BANK of England governor Mervyn King was today meeting the bosses of major British banks as blue chip stocks continued their rollercoaster ride after yesterday's liquidity scare in the City.
Shares in Halifax Bank of Scotland (HBoS), which was at the centre of yesterday's false rumours, rebounded to within touching distance of last night's close after strong intervention to quash the damaging scandal that the Edinburgh-headquartered bank
was in trouble.
The rumours led City traders to "short-sell" shares in HBoS, Britain's biggest mortgage lender and one of Scotland's largest companies. The practice involves borrowing shares from other traders before selling them in the hope of buying them back at a more advantageous price.

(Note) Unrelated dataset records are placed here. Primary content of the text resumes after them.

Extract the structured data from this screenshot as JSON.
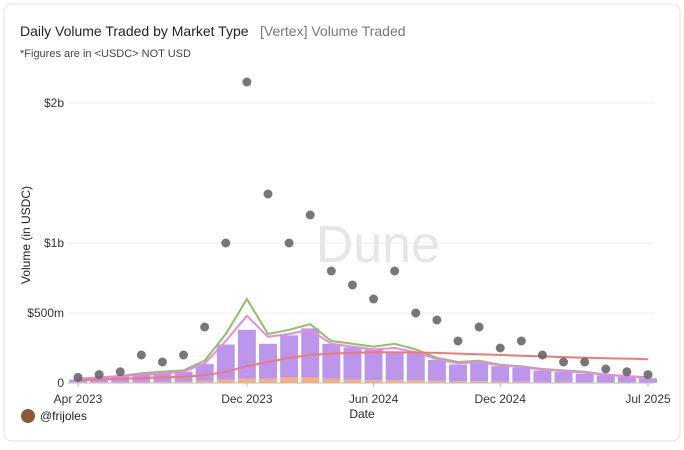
{
  "chart_data": {
    "type": "bar",
    "title": "Daily Volume Traded by Market Type",
    "subtitle": "[Vertex] Volume Traded",
    "note": "*Figures are in <USDC> NOT USD",
    "y_label": "Volume (in USDC)",
    "x_label": "Date",
    "watermark": "Dune",
    "author": "@frijoles",
    "grid": true,
    "x": [
      "2023-04",
      "2023-05",
      "2023-06",
      "2023-07",
      "2023-08",
      "2023-09",
      "2023-10",
      "2023-11",
      "2023-12",
      "2024-01",
      "2024-02",
      "2024-03",
      "2024-04",
      "2024-05",
      "2024-06",
      "2024-07",
      "2024-08",
      "2024-09",
      "2024-10",
      "2024-11",
      "2024-12",
      "2025-01",
      "2025-02",
      "2025-03",
      "2025-04",
      "2025-05",
      "2025-06",
      "2025-07"
    ],
    "xlim": [
      "2023-04",
      "2025-07"
    ],
    "xticks": [
      {
        "value": "2023-04",
        "label": "Apr 2023"
      },
      {
        "value": "2023-12",
        "label": "Dec 2023"
      },
      {
        "value": "2024-06",
        "label": "Jun 2024"
      },
      {
        "value": "2024-12",
        "label": "Dec 2024"
      },
      {
        "value": "2025-07",
        "label": "Jul 2025"
      }
    ],
    "ylim": [
      0,
      2200000000
    ],
    "yticks": [
      0,
      {
        "value": 500000000,
        "label": "$500m"
      },
      {
        "value": 1000000000,
        "label": "$1b"
      },
      {
        "value": 2000000000,
        "label": "$2b"
      }
    ],
    "series": [
      {
        "type": "bar",
        "color": "#f5a86a",
        "values": [
          5000000,
          5000000,
          6000000,
          8000000,
          8000000,
          10000000,
          15000000,
          25000000,
          30000000,
          30000000,
          40000000,
          40000000,
          30000000,
          25000000,
          20000000,
          20000000,
          20000000,
          15000000,
          12000000,
          12000000,
          10000000,
          10000000,
          8000000,
          8000000,
          6000000,
          5000000,
          5000000,
          4000000
        ]
      },
      {
        "type": "bar",
        "color": "#b58be8",
        "values": [
          20000000,
          30000000,
          40000000,
          50000000,
          60000000,
          70000000,
          120000000,
          250000000,
          350000000,
          250000000,
          300000000,
          350000000,
          250000000,
          230000000,
          220000000,
          200000000,
          200000000,
          150000000,
          120000000,
          130000000,
          110000000,
          100000000,
          80000000,
          70000000,
          60000000,
          50000000,
          40000000,
          30000000
        ]
      },
      {
        "type": "scatter",
        "color": "#5f5f5f",
        "values": [
          40000000,
          60000000,
          80000000,
          200000000,
          150000000,
          200000000,
          400000000,
          1000000000,
          2150000000,
          1350000000,
          1000000000,
          1200000000,
          800000000,
          700000000,
          600000000,
          800000000,
          500000000,
          450000000,
          300000000,
          400000000,
          250000000,
          300000000,
          200000000,
          150000000,
          150000000,
          100000000,
          80000000,
          60000000
        ]
      },
      {
        "type": "line",
        "color": "#8fbf6a",
        "values": [
          30000000,
          40000000,
          50000000,
          70000000,
          80000000,
          90000000,
          160000000,
          350000000,
          600000000,
          350000000,
          380000000,
          420000000,
          300000000,
          280000000,
          260000000,
          280000000,
          240000000,
          180000000,
          150000000,
          160000000,
          130000000,
          120000000,
          100000000,
          90000000,
          80000000,
          60000000,
          50000000,
          40000000
        ]
      },
      {
        "type": "line",
        "color": "#e58be0",
        "values": [
          28000000,
          38000000,
          48000000,
          60000000,
          70000000,
          80000000,
          140000000,
          300000000,
          480000000,
          330000000,
          350000000,
          380000000,
          280000000,
          260000000,
          240000000,
          250000000,
          220000000,
          170000000,
          140000000,
          150000000,
          125000000,
          115000000,
          95000000,
          85000000,
          75000000,
          58000000,
          48000000,
          38000000
        ]
      },
      {
        "type": "line",
        "color": "#f07878",
        "values": [
          20000000,
          25000000,
          30000000,
          35000000,
          40000000,
          45000000,
          55000000,
          80000000,
          120000000,
          150000000,
          180000000,
          200000000,
          210000000,
          215000000,
          220000000,
          220000000,
          218000000,
          215000000,
          210000000,
          205000000,
          200000000,
          195000000,
          190000000,
          185000000,
          180000000,
          177000000,
          174000000,
          170000000
        ]
      }
    ]
  }
}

By midday today, shares in HBoS – which at one point yesterday had shed 17 per cent of their value – had gained more than three per cent, or 17.5 pence, to sit around the 464p level, valuing HBoS at £17.34 billion.

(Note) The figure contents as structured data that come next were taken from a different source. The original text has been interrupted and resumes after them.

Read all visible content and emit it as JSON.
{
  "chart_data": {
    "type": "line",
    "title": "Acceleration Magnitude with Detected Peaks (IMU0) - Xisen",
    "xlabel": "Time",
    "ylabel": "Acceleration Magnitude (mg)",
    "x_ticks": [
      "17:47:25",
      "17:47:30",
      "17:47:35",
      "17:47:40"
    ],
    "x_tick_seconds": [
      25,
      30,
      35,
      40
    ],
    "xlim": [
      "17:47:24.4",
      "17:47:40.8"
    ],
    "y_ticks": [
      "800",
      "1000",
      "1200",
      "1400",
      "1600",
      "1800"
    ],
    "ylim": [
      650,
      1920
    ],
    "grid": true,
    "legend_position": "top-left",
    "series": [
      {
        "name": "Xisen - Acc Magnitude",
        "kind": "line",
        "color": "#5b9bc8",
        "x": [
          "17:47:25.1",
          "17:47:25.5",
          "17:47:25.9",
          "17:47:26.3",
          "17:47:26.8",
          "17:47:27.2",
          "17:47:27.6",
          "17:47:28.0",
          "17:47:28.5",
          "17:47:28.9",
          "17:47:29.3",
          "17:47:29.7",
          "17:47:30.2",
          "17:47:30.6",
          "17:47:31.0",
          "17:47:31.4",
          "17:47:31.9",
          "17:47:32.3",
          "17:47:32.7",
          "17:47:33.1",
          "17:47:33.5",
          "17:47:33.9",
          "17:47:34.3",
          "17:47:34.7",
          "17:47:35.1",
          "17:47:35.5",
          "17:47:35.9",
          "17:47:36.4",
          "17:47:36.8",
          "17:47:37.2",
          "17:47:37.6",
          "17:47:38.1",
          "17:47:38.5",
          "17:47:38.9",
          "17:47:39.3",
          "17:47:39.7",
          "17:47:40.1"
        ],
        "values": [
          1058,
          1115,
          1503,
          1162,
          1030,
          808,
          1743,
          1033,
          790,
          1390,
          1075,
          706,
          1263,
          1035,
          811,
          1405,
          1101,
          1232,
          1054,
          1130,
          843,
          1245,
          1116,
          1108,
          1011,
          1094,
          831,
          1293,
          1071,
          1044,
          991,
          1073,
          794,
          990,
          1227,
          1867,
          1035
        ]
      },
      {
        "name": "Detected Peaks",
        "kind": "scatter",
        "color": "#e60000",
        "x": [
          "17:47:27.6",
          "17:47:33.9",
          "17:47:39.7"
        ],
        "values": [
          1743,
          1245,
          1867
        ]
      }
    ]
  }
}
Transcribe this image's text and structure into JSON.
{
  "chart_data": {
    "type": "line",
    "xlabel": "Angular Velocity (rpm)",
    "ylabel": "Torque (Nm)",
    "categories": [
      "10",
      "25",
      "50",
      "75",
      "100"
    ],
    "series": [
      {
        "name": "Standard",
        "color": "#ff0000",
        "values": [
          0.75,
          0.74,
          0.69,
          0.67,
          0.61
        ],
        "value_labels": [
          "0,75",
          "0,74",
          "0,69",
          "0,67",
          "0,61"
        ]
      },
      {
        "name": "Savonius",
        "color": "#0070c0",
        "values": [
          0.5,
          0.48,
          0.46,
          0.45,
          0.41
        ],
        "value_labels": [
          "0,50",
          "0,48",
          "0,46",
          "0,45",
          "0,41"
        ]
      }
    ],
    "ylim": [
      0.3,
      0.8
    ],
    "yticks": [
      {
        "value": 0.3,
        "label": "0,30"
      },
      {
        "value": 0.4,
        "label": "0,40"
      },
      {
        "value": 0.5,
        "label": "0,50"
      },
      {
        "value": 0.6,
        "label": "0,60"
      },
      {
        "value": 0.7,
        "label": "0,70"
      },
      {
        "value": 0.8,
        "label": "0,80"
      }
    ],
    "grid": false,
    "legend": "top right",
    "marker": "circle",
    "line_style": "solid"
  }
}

But the wider FTSE 100 index was in negative territory after heavy overnight falls on Wall Street, with turbulence in financial markets showing no sign of abating. By midday it had recovered slightly after its initial 60-point plunge, but was still around 28 points off opening levels, with Edinburgh-based Cairn Energy one of the biggest losers – down 6.4 per cent.

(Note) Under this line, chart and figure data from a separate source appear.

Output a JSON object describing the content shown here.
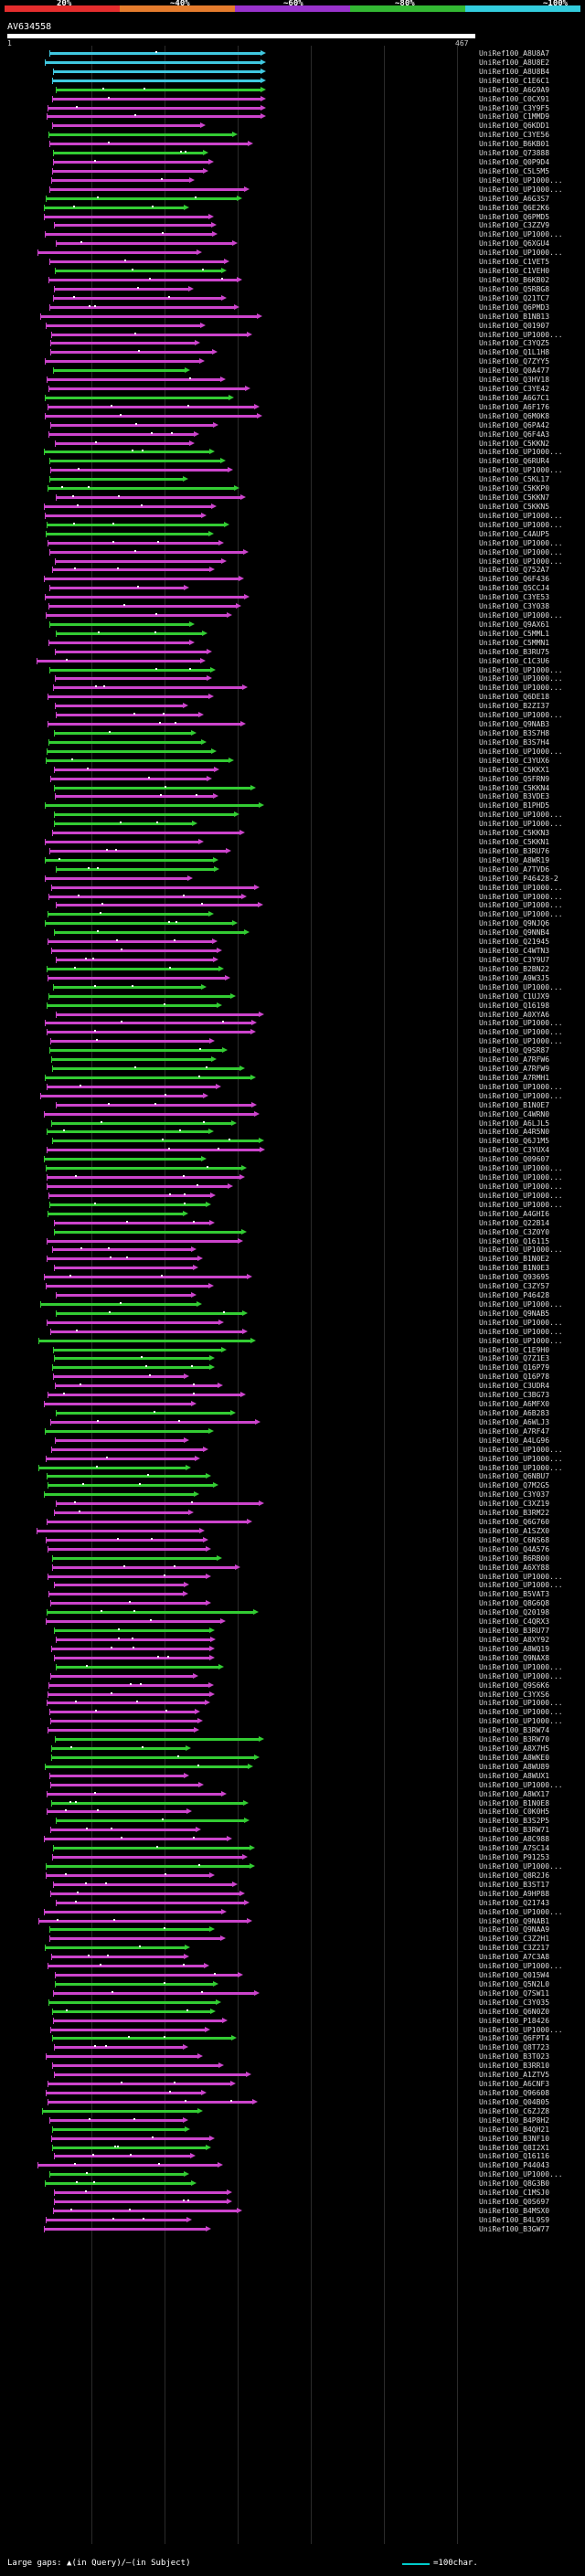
{
  "legend": {
    "labels": [
      "20%",
      "~40%",
      "~60%",
      "~80%",
      "~100%"
    ],
    "colors": [
      "#e52d2d",
      "#e57c2d",
      "#9933cc",
      "#33b833",
      "#33ccdd"
    ]
  },
  "query": {
    "name": "AV634558",
    "start": "1",
    "end": "467"
  },
  "hit_ids": [
    "UniRef100_A8U8A7",
    "UniRef100_A8U8E2",
    "UniRef100_A8U8B4",
    "UniRef100_C1E6C1",
    "UniRef100_A6G9A9",
    "UniRef100_C0CX91",
    "UniRef100_C3Y9F5",
    "UniRef100_C1MMD9",
    "UniRef100_Q6KDD1",
    "UniRef100_C3YE56",
    "UniRef100_B6KB01",
    "UniRef100_Q73888",
    "UniRef100_Q0P9D4",
    "UniRef100_C5L5M5",
    "UniRef100_UP1000...",
    "UniRef100_UP1000...",
    "UniRef100_A6G3S7",
    "UniRef100_Q6E2K6",
    "UniRef100_Q6PMD5",
    "UniRef100_C3ZZV9",
    "UniRef100_UP1000...",
    "UniRef100_Q6XGU4",
    "UniRef100_UP1000...",
    "UniRef100_C1VET5",
    "UniRef100_C1VEH0",
    "UniRef100_B6KB02",
    "UniRef100_Q5RBG8",
    "UniRef100_Q21TC7",
    "UniRef100_Q6PMD3",
    "UniRef100_B1NB13",
    "UniRef100_Q01907",
    "UniRef100_UP1000...",
    "UniRef100_C3YQZ5",
    "UniRef100_Q1L1H8",
    "UniRef100_Q7ZYY5",
    "UniRef100_Q0A477",
    "UniRef100_Q3HV18",
    "UniRef100_C3YE42",
    "UniRef100_A6G7C1",
    "UniRef100_A6F176",
    "UniRef100_Q6M0K8",
    "UniRef100_Q6PA42",
    "UniRef100_Q6F4A3",
    "UniRef100_C5KKN2",
    "UniRef100_UP1000...",
    "UniRef100_Q6RUR4",
    "UniRef100_UP1000...",
    "UniRef100_C5KL17",
    "UniRef100_C5KKP0",
    "UniRef100_C5KKN7",
    "UniRef100_C5KKN5",
    "UniRef100_UP1000...",
    "UniRef100_UP1000...",
    "UniRef100_C4AUP5",
    "UniRef100_UP1000...",
    "UniRef100_UP1000...",
    "UniRef100_UP1000...",
    "UniRef100_Q752A7",
    "UniRef100_Q6F436",
    "UniRef100_Q5CCJ4",
    "UniRef100_C3YE53",
    "UniRef100_C3Y038",
    "UniRef100_UP1000...",
    "UniRef100_Q9AX61",
    "UniRef100_C5MML1",
    "UniRef100_C5MMN1",
    "UniRef100_B3RU75",
    "UniRef100_C1C3U6",
    "UniRef100_UP1000...",
    "UniRef100_UP1000...",
    "UniRef100_UP1000...",
    "UniRef100_Q6DE18",
    "UniRef100_B2ZI37",
    "UniRef100_UP1000...",
    "UniRef100_Q9NAB3",
    "UniRef100_B3S7H8",
    "UniRef100_B3S7H4",
    "UniRef100_UP1000...",
    "UniRef100_C3YUX6",
    "UniRef100_C5KKX1",
    "UniRef100_Q5FRN9",
    "UniRef100_C5KKN4",
    "UniRef100_B3VDE3",
    "UniRef100_B1PHD5",
    "UniRef100_UP1000...",
    "UniRef100_UP1000...",
    "UniRef100_C5KKN3",
    "UniRef100_C5KKN1",
    "UniRef100_B3RU76",
    "UniRef100_A8WR19",
    "UniRef100_A7TVD6",
    "UniRef100_P46428-2",
    "UniRef100_UP1000...",
    "UniRef100_UP1000...",
    "UniRef100_UP1000...",
    "UniRef100_UP1000...",
    "UniRef100_Q9NJQ6",
    "UniRef100_Q9NNB4",
    "UniRef100_Q21945",
    "UniRef100_C4WTN3",
    "UniRef100_C3Y9U7",
    "UniRef100_B2BN22",
    "UniRef100_A9W3J5",
    "UniRef100_UP1000...",
    "UniRef100_C1UJX9",
    "UniRef100_Q16198",
    "UniRef100_A0XYA6",
    "UniRef100_UP1000...",
    "UniRef100_UP1000...",
    "UniRef100_UP1000...",
    "UniRef100_Q9SR87",
    "UniRef100_A7RFW6",
    "UniRef100_A7RFW9",
    "UniRef100_A7RMH1",
    "UniRef100_UP1000...",
    "UniRef100_UP1000...",
    "UniRef100_B1N0E7",
    "UniRef100_C4WRN0",
    "UniRef100_A6LJL5",
    "UniRef100_A4R5N0",
    "UniRef100_Q6J1M5",
    "UniRef100_C3YUX4",
    "UniRef100_Q09607",
    "UniRef100_UP1000...",
    "UniRef100_UP1000...",
    "UniRef100_UP1000...",
    "UniRef100_UP1000...",
    "UniRef100_UP1000...",
    "UniRef100_A4GHI6",
    "UniRef100_Q22B14",
    "UniRef100_C3Z0Y0",
    "UniRef100_Q16115",
    "UniRef100_UP1000...",
    "UniRef100_B1N0E2",
    "UniRef100_B1N0E3",
    "UniRef100_Q93695",
    "UniRef100_C3ZY57",
    "UniRef100_P46428",
    "UniRef100_UP1000...",
    "UniRef100_Q9NAB5",
    "UniRef100_UP1000...",
    "UniRef100_UP1000...",
    "UniRef100_UP1000...",
    "UniRef100_C1E9H0",
    "UniRef100_Q7Z1E3",
    "UniRef100_Q16P79",
    "UniRef100_Q16P78",
    "UniRef100_C3UDR4",
    "UniRef100_C3BG73",
    "UniRef100_A6MFX0",
    "UniRef100_A6B283",
    "UniRef100_A6WLJ3",
    "UniRef100_A7RF47",
    "UniRef100_A4LG96",
    "UniRef100_UP1000...",
    "UniRef100_UP1000...",
    "UniRef100_UP1000...",
    "UniRef100_Q6NBU7",
    "UniRef100_Q7M2G5",
    "UniRef100_C3Y037",
    "UniRef100_C3XZ19",
    "UniRef100_B3RM22",
    "UniRef100_Q6G760",
    "UniRef100_A1SZX0",
    "UniRef100_C6NS68",
    "UniRef100_Q4A576",
    "UniRef100_B6RB00",
    "UniRef100_A6XY88",
    "UniRef100_UP1000...",
    "UniRef100_UP1000...",
    "UniRef100_B5VAT3",
    "UniRef100_Q8G6Q8",
    "UniRef100_Q20198",
    "UniRef100_C4QRX3",
    "UniRef100_B3RU77",
    "UniRef100_A8XY92",
    "UniRef100_A8WQ19",
    "UniRef100_Q9NAX8",
    "UniRef100_UP1000...",
    "UniRef100_UP1000...",
    "UniRef100_Q9S6K6",
    "UniRef100_C3YXS6",
    "UniRef100_UP1000...",
    "UniRef100_UP1000...",
    "UniRef100_UP1000...",
    "UniRef100_B3RW74",
    "UniRef100_B3RW70",
    "UniRef100_A8X7H5",
    "UniRef100_A8WKE0",
    "UniRef100_A8WU89",
    "UniRef100_A8WUX1",
    "UniRef100_UP1000...",
    "UniRef100_A8WX17",
    "UniRef100_B1N0E8",
    "UniRef100_C0K0H5",
    "UniRef100_B3S2P5",
    "UniRef100_B3RW71",
    "UniRef100_A8C988",
    "UniRef100_A7SC14",
    "UniRef100_P91253",
    "UniRef100_UP1000...",
    "UniRef100_Q8R2J6",
    "UniRef100_B3ST17",
    "UniRef100_A9HP88",
    "UniRef100_Q21743",
    "UniRef100_UP1000...",
    "UniRef100_Q9NAB1",
    "UniRef100_Q9NAA9",
    "UniRef100_C3Z2H1",
    "UniRef100_C3Z217",
    "UniRef100_A7C3A8",
    "UniRef100_UP1000...",
    "UniRef100_Q015W4",
    "UniRef100_Q5N2L0",
    "UniRef100_Q7SW11",
    "UniRef100_C3Y035",
    "UniRef100_Q6N0Z0",
    "UniRef100_P18426",
    "UniRef100_UP1000...",
    "UniRef100_Q6FPT4",
    "UniRef100_Q8T723",
    "UniRef100_B3T023",
    "UniRef100_B3RR10",
    "UniRef100_A1ZTV5",
    "UniRef100_A6CNF3",
    "UniRef100_Q96608",
    "UniRef100_Q04B05",
    "UniRef100_C6ZJZ8",
    "UniRef100_B4P8H2",
    "UniRef100_B4QH21",
    "UniRef100_B3NF10",
    "UniRef100_Q8I2X1",
    "UniRef100_Q16116",
    "UniRef100_P44043",
    "UniRef100_UP1000...",
    "UniRef100_Q8G3B0",
    "UniRef100_C1MSJ0",
    "UniRef100_Q0S697",
    "UniRef100_B4MSX0",
    "UniRef100_B4L9S9",
    "UniRef100_B3GW77"
  ],
  "footer": {
    "text": "Large gaps: ▲(in Query)/—(in Subject)",
    "scale": "=100char."
  }
}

At today's meeting, bank bosses were expected to tell Mr King he needs to do more to reassure creditors that the central bank will provide help, if needed.
The BoE had to make an unprecedented move yesterday to deny the rumours that HBoS had turned to it for emergency funding. The Edinburgh-based financial giant dismissed yesterday's rumours as "lies".
City regulator the Financial Services Authority (FSA) has launched an inquiry into the market abuse, accusing traders of spreading false rumours and dealing off the back of them.
Sally Dewar at the FSA, said: "We will not tolerate market participants taking advantage of the current conditions to commit abuse by spreading false rumours and dealing on the back of them."
Chancellor Alistair Darling yesterday moved to reassure the City that the UK's economic growth plans remained on track.
He also insisted the spectacular collapse of the American investment bank Bear Stearns earlier in the week had not altered his opinion that Britain would be able to ride out "shocks" caused by the ongoing credit crunch.